RFE/RL: Ban Ki-moon, the South Korean foreign minister, is almost certain to become the next UN secretary-general. Do you expect him to focus more on North Korea than Kofi Annan did?

Foster-Carter: Ban Ki-moon will make it a priority. But it doesn't follow that this will help. The North Koreans are still ambivalent about South Korea, even after eight years of the 'Sunshine Policy' and getting a lot of aid and quasi-support from the South.

Also, the North Koreans don't really like the UN very much anyway. Remember, the Korean War half-a-century ago was done in the name of the United Nations. It was officially a UN force, led by the Americans and mainly Western countries, that actually came to South Korea's defense and took the war to North Korea. So they've never liked the UN all that much anyway. So [his being South Korean] probably is a plus, but it may not be a huge one.

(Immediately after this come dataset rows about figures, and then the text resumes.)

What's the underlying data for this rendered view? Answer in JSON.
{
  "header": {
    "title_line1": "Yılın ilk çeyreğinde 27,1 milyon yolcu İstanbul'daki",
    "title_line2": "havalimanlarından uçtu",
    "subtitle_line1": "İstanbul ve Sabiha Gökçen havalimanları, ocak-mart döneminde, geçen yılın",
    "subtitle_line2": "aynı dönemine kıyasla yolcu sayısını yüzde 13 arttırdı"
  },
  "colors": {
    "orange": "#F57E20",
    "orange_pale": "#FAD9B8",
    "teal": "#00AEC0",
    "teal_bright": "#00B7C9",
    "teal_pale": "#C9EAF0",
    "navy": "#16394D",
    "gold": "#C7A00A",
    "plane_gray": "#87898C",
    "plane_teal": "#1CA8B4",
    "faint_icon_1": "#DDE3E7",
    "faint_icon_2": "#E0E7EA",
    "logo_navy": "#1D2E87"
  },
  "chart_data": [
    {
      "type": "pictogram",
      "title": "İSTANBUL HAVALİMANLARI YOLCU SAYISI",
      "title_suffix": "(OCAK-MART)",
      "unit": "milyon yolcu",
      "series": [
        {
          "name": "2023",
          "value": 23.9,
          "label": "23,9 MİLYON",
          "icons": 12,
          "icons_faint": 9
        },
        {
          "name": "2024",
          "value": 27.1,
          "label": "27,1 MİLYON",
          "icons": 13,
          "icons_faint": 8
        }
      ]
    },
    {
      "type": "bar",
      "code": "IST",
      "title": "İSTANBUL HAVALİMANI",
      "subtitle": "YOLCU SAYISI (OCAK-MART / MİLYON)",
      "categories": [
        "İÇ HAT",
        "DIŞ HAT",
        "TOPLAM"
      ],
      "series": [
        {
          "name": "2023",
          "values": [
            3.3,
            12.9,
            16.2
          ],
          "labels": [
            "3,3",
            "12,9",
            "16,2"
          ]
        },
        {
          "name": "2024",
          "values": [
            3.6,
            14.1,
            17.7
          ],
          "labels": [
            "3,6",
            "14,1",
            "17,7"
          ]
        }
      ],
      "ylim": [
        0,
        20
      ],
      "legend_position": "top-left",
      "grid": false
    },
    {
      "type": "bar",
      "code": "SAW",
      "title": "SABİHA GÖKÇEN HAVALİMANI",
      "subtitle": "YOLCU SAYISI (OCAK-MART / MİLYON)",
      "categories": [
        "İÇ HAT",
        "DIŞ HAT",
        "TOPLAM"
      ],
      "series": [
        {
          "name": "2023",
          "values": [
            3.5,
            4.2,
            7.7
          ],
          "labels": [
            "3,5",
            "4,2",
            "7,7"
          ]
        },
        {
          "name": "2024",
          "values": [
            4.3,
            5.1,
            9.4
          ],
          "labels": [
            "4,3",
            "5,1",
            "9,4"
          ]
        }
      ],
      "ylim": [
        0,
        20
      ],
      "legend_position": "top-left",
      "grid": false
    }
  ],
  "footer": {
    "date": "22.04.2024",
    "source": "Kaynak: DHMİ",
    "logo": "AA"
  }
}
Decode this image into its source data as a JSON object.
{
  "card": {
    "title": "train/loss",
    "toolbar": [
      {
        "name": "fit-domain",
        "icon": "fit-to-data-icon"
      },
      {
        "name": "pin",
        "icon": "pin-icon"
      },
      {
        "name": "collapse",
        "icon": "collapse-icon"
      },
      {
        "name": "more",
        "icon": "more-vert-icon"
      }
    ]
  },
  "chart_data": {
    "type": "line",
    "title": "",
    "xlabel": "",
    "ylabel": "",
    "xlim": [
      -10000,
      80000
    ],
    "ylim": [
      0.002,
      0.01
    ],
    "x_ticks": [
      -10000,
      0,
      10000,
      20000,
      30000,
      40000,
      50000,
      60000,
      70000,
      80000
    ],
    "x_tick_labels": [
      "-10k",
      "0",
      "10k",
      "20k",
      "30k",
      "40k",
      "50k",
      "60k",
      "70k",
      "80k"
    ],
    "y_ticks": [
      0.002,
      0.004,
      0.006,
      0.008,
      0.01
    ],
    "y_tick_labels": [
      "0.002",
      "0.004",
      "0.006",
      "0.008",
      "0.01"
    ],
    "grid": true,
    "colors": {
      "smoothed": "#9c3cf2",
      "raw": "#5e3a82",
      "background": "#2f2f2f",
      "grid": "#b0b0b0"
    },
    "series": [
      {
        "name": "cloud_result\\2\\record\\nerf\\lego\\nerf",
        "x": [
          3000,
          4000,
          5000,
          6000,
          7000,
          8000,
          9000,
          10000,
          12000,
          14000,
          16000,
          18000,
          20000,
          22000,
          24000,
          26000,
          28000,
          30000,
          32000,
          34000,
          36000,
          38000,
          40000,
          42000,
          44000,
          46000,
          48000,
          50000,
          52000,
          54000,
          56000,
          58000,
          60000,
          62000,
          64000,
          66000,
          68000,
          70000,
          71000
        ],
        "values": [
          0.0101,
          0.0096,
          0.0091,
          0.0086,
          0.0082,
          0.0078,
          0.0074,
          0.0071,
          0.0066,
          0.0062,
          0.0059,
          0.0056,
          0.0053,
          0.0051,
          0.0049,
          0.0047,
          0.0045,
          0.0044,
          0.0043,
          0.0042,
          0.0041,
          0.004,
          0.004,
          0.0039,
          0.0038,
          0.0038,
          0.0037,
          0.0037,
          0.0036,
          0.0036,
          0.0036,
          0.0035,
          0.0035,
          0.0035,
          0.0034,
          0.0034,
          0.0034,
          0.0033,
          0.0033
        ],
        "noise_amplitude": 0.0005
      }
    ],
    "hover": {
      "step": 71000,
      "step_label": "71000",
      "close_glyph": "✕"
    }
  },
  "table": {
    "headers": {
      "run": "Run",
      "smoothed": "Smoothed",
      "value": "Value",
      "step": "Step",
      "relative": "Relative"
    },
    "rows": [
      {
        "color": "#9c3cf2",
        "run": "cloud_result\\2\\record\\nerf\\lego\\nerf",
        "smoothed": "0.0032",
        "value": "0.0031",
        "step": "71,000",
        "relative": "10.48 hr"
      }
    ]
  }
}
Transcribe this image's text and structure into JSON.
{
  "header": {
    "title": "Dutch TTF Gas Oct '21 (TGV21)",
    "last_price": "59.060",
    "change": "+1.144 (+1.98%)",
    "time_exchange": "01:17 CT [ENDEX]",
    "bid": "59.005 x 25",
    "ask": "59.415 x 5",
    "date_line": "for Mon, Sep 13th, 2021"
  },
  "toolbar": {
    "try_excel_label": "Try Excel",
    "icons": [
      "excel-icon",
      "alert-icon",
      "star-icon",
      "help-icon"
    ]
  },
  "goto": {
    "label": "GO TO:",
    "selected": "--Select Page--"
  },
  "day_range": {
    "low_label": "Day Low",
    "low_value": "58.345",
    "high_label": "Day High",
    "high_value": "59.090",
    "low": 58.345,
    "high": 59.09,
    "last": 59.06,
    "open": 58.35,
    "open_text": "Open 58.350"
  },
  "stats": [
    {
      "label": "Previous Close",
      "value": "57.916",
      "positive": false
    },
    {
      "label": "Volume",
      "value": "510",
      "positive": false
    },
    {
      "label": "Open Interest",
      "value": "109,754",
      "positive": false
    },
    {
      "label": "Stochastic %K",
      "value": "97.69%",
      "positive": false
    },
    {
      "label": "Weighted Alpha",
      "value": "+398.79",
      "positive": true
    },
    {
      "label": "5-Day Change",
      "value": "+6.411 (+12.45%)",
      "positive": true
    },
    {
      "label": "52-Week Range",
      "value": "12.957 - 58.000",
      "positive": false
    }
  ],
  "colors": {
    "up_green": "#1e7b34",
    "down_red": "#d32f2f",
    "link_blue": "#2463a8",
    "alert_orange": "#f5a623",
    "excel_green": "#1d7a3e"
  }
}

Goodness me, this would be a Gordian knot for anybody to solve -- Korean or Martian.

RFE/RL: Do you expect South Korea to draw closer to the hard-line U.S. and Japanese position toward Pyongyang, now that Seoul's "Sunshine Policy" appears to have been a failure?

Foster-Carter: It's curtains for the 'Sunshine Policy.' The Roh Myu-hoon center-left government in South Korea, which has only got a year left to run anyway, is very, very weak. So, they've got nowhere else to go. I was just watching Roh Myu-hoon's press conference and he didn't look like a happy man at all.

Who's Got The Bomb?

Who's Got The Bomb?


country warheads (est.) date of first test

United States 10,500 1945

Russia 18,000 1949

United Kingdom 200 1952

France 350 1960

China 400 1964

India 60-90 1974

Pakistan 28-48 1998

North Korea 0-18 2006


Israel is widely believed to possess nuclear weapons, but it has not declared itself a nuclear-armed country.

South Africa constructed six uranium bombs but voluntarily dismantled them.

Belarus, Kazakhstan, and Ukraine all gave up the nuclear weapons that were on their territory when the Soviet Union collapsed in 1991.